Both oral PrEP regimens evaluated in VOICE have been previously shown to be highly effective in lowering the risk of HIV acquisition if taken consistently. Other studies have shown efficacy of daily oral PrEP among multiple high risk populations — including men who have sex with men (MSM) and heterosexual women and men, including those in HIV discordant couples — and higher levels of protection with consistent use of PrEP. In these trials, PrEP reduced the risk of HIV infection by between 44 to 75 percent among participants overall, but among those with detectable levels of medication in their blood, the risk was reduced by roughly 90 percent.
Last year, the Food and Drug Administration (FDA) approved the use of daily TDF/FTC (brand name Truvada) to reduce the risk of sexual HIV infection, and CDC issued interim guidance to inform clinicians on how to best provide PrEP for men and women at high risk for infection. Today’s study results reinforce the need for physicians to closely follow that guidance and counsel patients about the need for high levels of adherence to the daily regimens as one of the key steps in providing PrEP and associated prevention services.

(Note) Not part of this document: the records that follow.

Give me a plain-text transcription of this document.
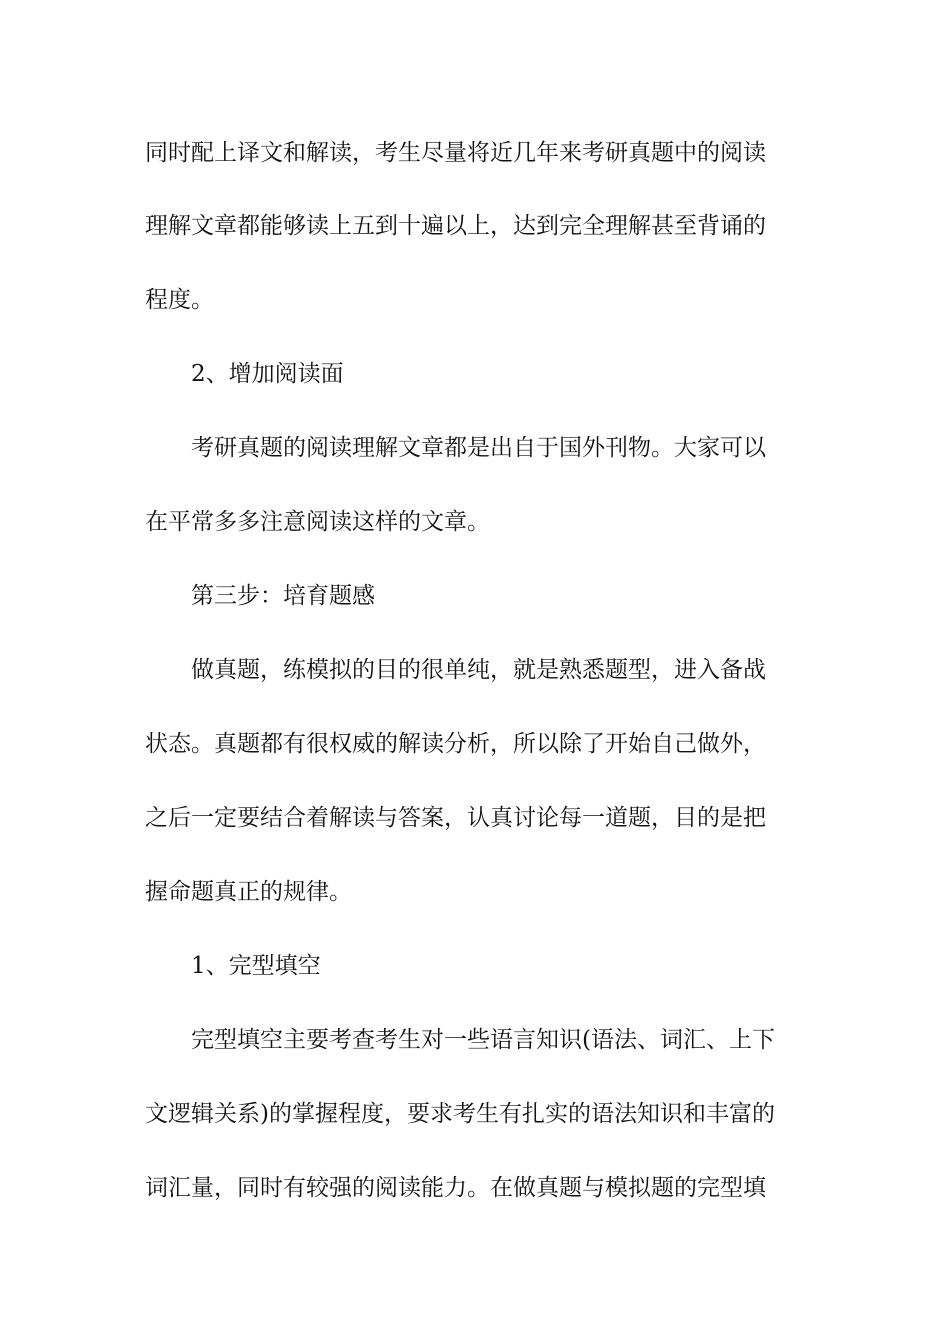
同时配上译文和解读，考生尽量将近几年来考研真题中的阅读
理解文章都能够读上五到十遍以上，达到完全理解甚至背诵的
程度。
2、增加阅读面
考研真题的阅读理解文章都是出自于国外刊物。大家可以
在平常多多注意阅读这样的文章。
第三步：培育题感
做真题，练模拟的目的很单纯，就是熟悉题型，进入备战
状态。真题都有很权威的解读分析，所以除了开始自己做外，
之后一定要结合着解读与答案，认真讨论每一道题，目的是把
握命题真正的规律。
1、完型填空
完型填空主要考查考生对一些语言知识(语法、词汇、上下
文逻辑关系)的掌握程度，要求考生有扎实的语法知识和丰富的
词汇量，同时有较强的阅读能力。在做真题与模拟题的完型填
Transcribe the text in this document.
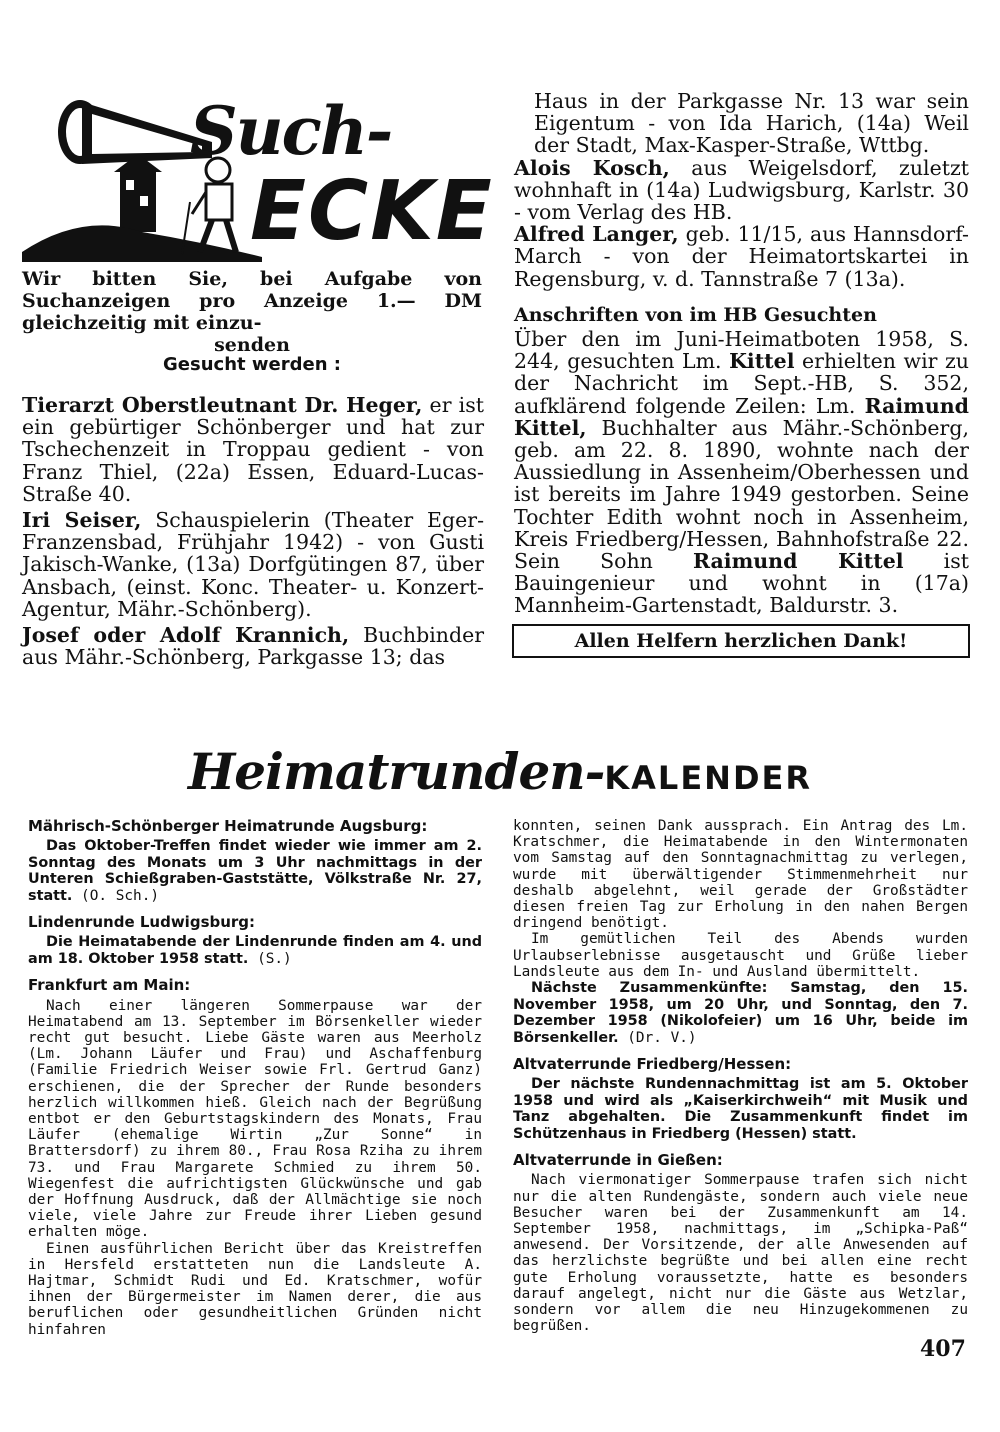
Such-
ECKE

Wir bitten Sie, bei Aufgabe von Suchanzeigen pro Anzeige 1.— DM gleichzeitig mit einzu-

senden

Gesucht werden :

Tierarzt Oberstleutnant Dr. Heger, er ist ein gebürtiger Schönberger und hat zur Tschechenzeit in Troppau gedient - von Franz Thiel, (22a) Essen, Eduard-Lucas-Straße 40.

Iri Seiser, Schauspielerin (Theater Eger-Franzensbad, Frühjahr 1942) - von Gusti Jakisch-Wanke, (13a) Dorfgütingen 87, über Ansbach, (einst. Konc. Theater- u. Konzert-Agentur, Mähr.-Schönberg).

Josef oder Adolf Krannich, Buchbinder aus Mähr.-Schönberg, Parkgasse 13; das

Haus in der Parkgasse Nr. 13 war sein Eigentum - von Ida Harich, (14a) Weil der Stadt, Max-Kasper-Straße, Wttbg.

Alois Kosch, aus Weigelsdorf, zuletzt wohnhaft in (14a) Ludwigsburg, Karlstr. 30 - vom Verlag des HB.

Alfred Langer, geb. 11/15, aus Hannsdorf-March - von der Heimatortskartei in Regensburg, v. d. Tannstraße 7 (13a).

Anschriften von im HB Gesuchten

Über den im Juni-Heimatboten 1958, S. 244, gesuchten Lm. Kittel erhielten wir zu der Nachricht im Sept.-HB, S. 352, aufklärend folgende Zeilen: Lm. Raimund Kittel, Buchhalter aus Mähr.-Schönberg, geb. am 22. 8. 1890, wohnte nach der Aussiedlung in Assenheim/Oberhessen und ist bereits im Jahre 1949 gestorben. Seine Tochter Edith wohnt noch in Assenheim, Kreis Friedberg/Hessen, Bahnhofstraße 22. Sein Sohn Raimund Kittel ist Bauingenieur und wohnt in (17a) Mannheim-Gartenstadt, Baldurstr. 3.

Allen Helfern herzlichen Dank!
Heimatrunden-KALENDER
Mährisch-Schönberger Heimatrunde Augsburg:

Das Oktober-Treffen findet wieder wie immer am 2. Sonntag des Monats um 3 Uhr nachmittags in der Unteren Schießgraben-Gaststätte, Völkstraße Nr. 27, statt. (O. Sch.)

Lindenrunde Ludwigsburg:

Die Heimatabende der Lindenrunde finden am 4. und am 18. Oktober 1958 statt. (S.)

Frankfurt am Main:

Nach einer längeren Sommerpause war der Heimatabend am 13. September im Börsenkeller wieder recht gut besucht. Liebe Gäste waren aus Meerholz (Lm. Johann Läufer und Frau) und Aschaffenburg (Familie Friedrich Weiser sowie Frl. Gertrud Ganz) erschienen, die der Sprecher der Runde besonders herzlich willkommen hieß. Gleich nach der Begrüßung entbot er den Geburtstagskindern des Monats, Frau Läufer (ehemalige Wirtin „Zur Sonne“ in Brattersdorf) zu ihrem 80., Frau Rosa Rziha zu ihrem 73. und Frau Margarete Schmied zu ihrem 50. Wiegenfest die aufrichtigsten Glückwünsche und gab der Hoffnung Ausdruck, daß der Allmächtige sie noch viele, viele Jahre zur Freude ihrer Lieben gesund erhalten möge.

Einen ausführlichen Bericht über das Kreistreffen in Hersfeld erstatteten nun die Landsleute A. Hajtmar, Schmidt Rudi und Ed. Kratschmer, wofür ihnen der Bürgermeister im Namen derer, die aus beruflichen oder gesundheitlichen Gründen nicht hinfahren

konnten, seinen Dank aussprach. Ein Antrag des Lm. Kratschmer, die Heimatabende in den Wintermonaten vom Samstag auf den Sonntagnachmittag zu verlegen, wurde mit überwältigender Stimmenmehrheit nur deshalb abgelehnt, weil gerade der Großstädter diesen freien Tag zur Erholung in den nahen Bergen dringend benötigt.

Im gemütlichen Teil des Abends wurden Urlaubserlebnisse ausgetauscht und Grüße lieber Landsleute aus dem In- und Ausland übermittelt.

Nächste Zusammenkünfte: Samstag, den 15. November 1958, um 20 Uhr, und Sonntag, den 7. Dezember 1958 (Nikolofeier) um 16 Uhr, beide im Börsenkeller. (Dr. V.)

Altvaterrunde Friedberg/Hessen:

Der nächste Rundennachmittag ist am 5. Oktober 1958 und wird als „Kaiserkirchweih“ mit Musik und Tanz abgehalten. Die Zusammenkunft findet im Schützenhaus in Friedberg (Hessen) statt.

Altvaterrunde in Gießen:

Nach viermonatiger Sommerpause trafen sich nicht nur die alten Rundengäste, sondern auch viele neue Besucher waren bei der Zusammenkunft am 14. September 1958, nachmittags, im „Schipka-Paß“ anwesend. Der Vorsitzende, der alle Anwesenden auf das herzlichste begrüßte und bei allen eine recht gute Erholung voraussetzte, hatte es besonders darauf angelegt, nicht nur die Gäste aus Wetzlar, sondern vor allem die neu Hinzugekommenen zu begrüßen.

407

In addition to the importance of providing regular adherence counseling, CDC interim clinical guidance stresses several other key elements of safe and effective use. These include targeting PrEP to men and women at high risk for HIV acquisition; delivering PrEP as part of a comprehensive set of prevention services, including condoms, treatment for other sexually transmitted diseases, and risk reduction counseling; ensuring that anyone prescribed PrEP is confirmed to be HIV negative prior to use; and providing regular monitoring of HIV status, side, effects, adherence, and risk behaviors.

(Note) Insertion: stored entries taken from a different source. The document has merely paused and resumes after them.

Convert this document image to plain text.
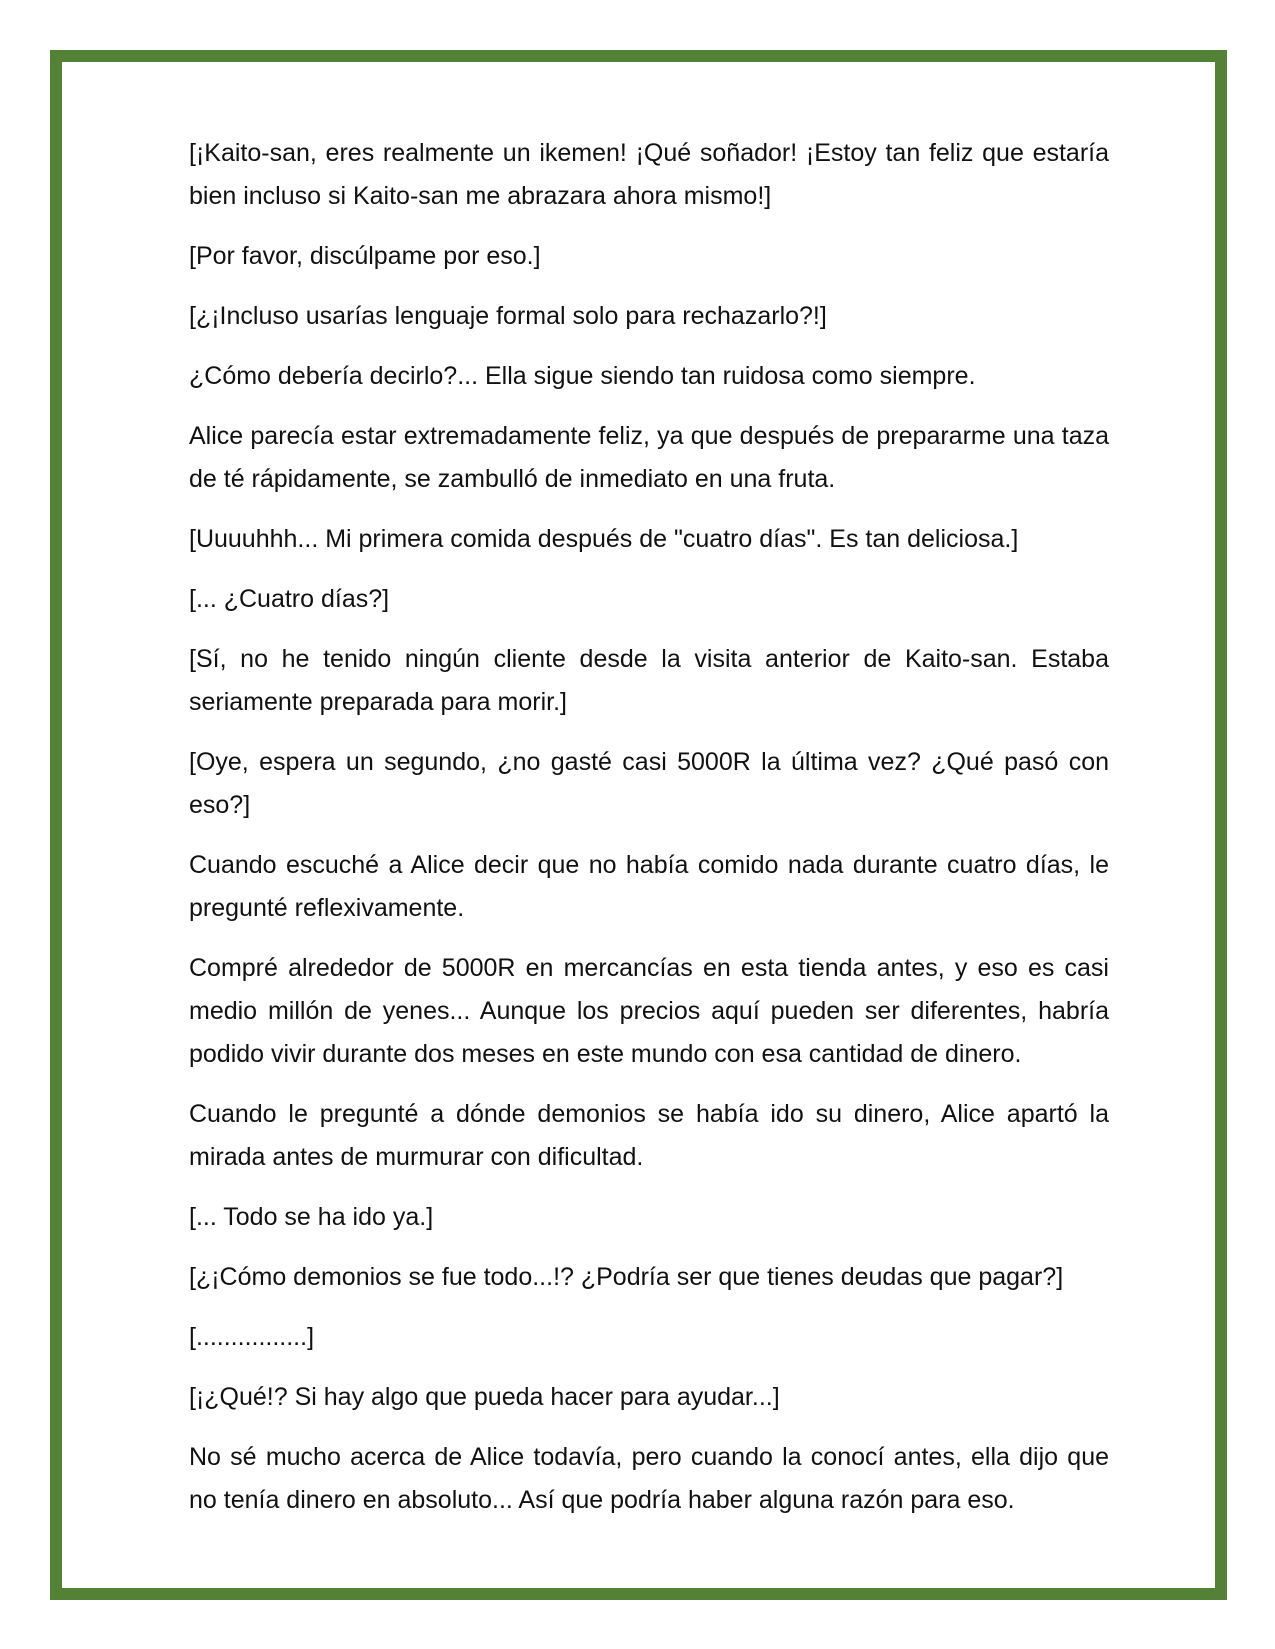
[¡Kaito-san, eres realmente un ikemen! ¡Qué soñador! ¡Estoy tan feliz que estaría bien incluso si Kaito-san me abrazara ahora mismo!]

[Por favor, discúlpame por eso.]

[¿¡Incluso usarías lenguaje formal solo para rechazarlo?!]

¿Cómo debería decirlo?... Ella sigue siendo tan ruidosa como siempre.

Alice parecía estar extremadamente feliz, ya que después de prepararme una taza de té rápidamente, se zambulló de inmediato en una fruta.

[Uuuuhhh... Mi primera comida después de "cuatro días". Es tan deliciosa.]

[... ¿Cuatro días?]

[Sí, no he tenido ningún cliente desde la visita anterior de Kaito-san. Estaba seriamente preparada para morir.]

[Oye, espera un segundo, ¿no gasté casi 5000R la última vez? ¿Qué pasó con eso?]

Cuando escuché a Alice decir que no había comido nada durante cuatro días, le pregunté reflexivamente.

Compré alrededor de 5000R en mercancías en esta tienda antes, y eso es casi medio millón de yenes... Aunque los precios aquí pueden ser diferentes, habría podido vivir durante dos meses en este mundo con esa cantidad de dinero.

Cuando le pregunté a dónde demonios se había ido su dinero, Alice apartó la mirada antes de murmurar con dificultad.

[... Todo se ha ido ya.]

[¿¡Cómo demonios se fue todo...!? ¿Podría ser que tienes deudas que pagar?]

[................]

[¡¿Qué!? Si hay algo que pueda hacer para ayudar...]

No sé mucho acerca de Alice todavía, pero cuando la conocí antes, ella dijo que no tenía dinero en absoluto... Así que podría haber alguna razón para eso.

While several studies have shown it is possible to achieve high adherence among some gay and bisexual men and heterosexual men and women, evidence to date, including findings from VOICE, also underscores the complexities of achieving daily use by many individuals who might benefit. For PrEP to have a substantial impact, clinicians and public health professionals will have to further assess and better understand how to promote and support the high levels of adherence necessary to maximize its efficacy in various high risk populations. Further research may also help assess whether other factors, in addition to adherence, influence levels of PrEP efficacy.
Anyone considering using PrEP to help protect themselves from HIV infection should recognize that adherence to the daily regimen is critical. This is an intensive approach that will not be right for everyone, and should be used in conjunction with other prevention measures and under medical supervision by a health care provider.